Massive row-cropping, which has put roughly two-thirds of Iowa land into farm production, also is elevating nitrate concentration in the state's waterways, say Schilling and others. And the loss of perennial crops such as alfalfa in many farmers' rotation plays a role in those rising levels.
In essence, the very elements that have made Iowa farmers the most productive in the world are responsible for elevating nitrate levels in the state's waterways....
Much of Iowa's nitrogen — and nitrates — are in the soil organically.
Iowa has about 10,000 pounds of organic nitrogen per acre, according to Iowa State University professors Matt Helmers and Michael Castellano. "To get a sense of scale, a farmer might apply 150 to 200 pounds of nitrogen per acre to a corn crop," said Castellano, an assistant professor of agronomy.

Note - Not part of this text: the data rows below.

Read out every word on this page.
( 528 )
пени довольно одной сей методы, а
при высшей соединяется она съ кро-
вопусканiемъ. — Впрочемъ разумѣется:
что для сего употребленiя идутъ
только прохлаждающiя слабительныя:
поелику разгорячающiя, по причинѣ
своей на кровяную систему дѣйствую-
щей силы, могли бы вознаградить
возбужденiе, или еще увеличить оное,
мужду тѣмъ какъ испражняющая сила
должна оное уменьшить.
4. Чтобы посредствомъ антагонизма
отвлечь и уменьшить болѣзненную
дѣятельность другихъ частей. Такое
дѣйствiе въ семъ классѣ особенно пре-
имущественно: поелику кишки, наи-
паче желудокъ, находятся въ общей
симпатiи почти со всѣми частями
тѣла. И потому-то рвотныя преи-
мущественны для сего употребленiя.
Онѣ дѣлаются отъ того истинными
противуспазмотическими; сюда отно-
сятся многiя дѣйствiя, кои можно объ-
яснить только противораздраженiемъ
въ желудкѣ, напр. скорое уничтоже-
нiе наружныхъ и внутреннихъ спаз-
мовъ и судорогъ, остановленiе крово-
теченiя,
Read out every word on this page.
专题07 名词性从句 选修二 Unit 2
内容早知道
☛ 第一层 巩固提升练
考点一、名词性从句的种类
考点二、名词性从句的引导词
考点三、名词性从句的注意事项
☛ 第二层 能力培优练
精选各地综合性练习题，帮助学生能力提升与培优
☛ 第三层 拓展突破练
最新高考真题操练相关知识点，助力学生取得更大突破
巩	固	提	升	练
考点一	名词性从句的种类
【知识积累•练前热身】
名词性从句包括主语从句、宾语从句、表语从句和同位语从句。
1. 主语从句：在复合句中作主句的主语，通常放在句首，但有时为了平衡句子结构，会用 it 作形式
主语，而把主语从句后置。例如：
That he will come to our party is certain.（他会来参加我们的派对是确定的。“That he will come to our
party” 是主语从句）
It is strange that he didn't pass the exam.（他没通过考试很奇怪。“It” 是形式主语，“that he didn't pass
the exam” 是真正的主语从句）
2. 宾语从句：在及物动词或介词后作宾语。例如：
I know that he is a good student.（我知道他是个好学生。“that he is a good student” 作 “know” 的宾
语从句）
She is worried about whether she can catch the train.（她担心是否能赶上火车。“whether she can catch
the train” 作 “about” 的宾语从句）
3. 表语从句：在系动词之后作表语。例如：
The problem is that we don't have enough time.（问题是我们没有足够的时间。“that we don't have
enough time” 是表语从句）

Each year, about 30 pounds of nitrogen per acre is lost, much of it from organic matter that's already in the soil, say Castellano and Helmers. Studies show about the same amount of nitrogen is lost regardless of whether farmers grow corn or soybeans, which requires no nitrogen application.
"There's no statistical difference," Castellano said.
Nitrates occur when Iowa's rich soils get warm and wet, and microbes convert nitrogen — both that farmers apply and what's available organically — into nitrates, which plants use to grow.
Problems occur, though, when there are no plants in the fields to soak up the nitrates — particularly in the spring and the fall — allowing them to seep into waterways, said Castellano and Helmers, an agricultural biosystems engineer.
It's why leaders have pressed farmers to adopt conservation practices such as cover crops. Cereal rye and other crops can help soak up nitrates before Iowa's massive corn and soybean crops are too young to do it in the spring — or ready to be harvested in the fall, the ISU professors say.
 It's hard for this Ohio farmer to imagine soil so rich in organic matter that large amounts of nitrates leach out all winter.  So do Iowa farmers still apply a lot of anhydrous ammonia in the fall and winter for the next year's corn crop, or have they moved to more nitrogen application by sidedressing during the growing season?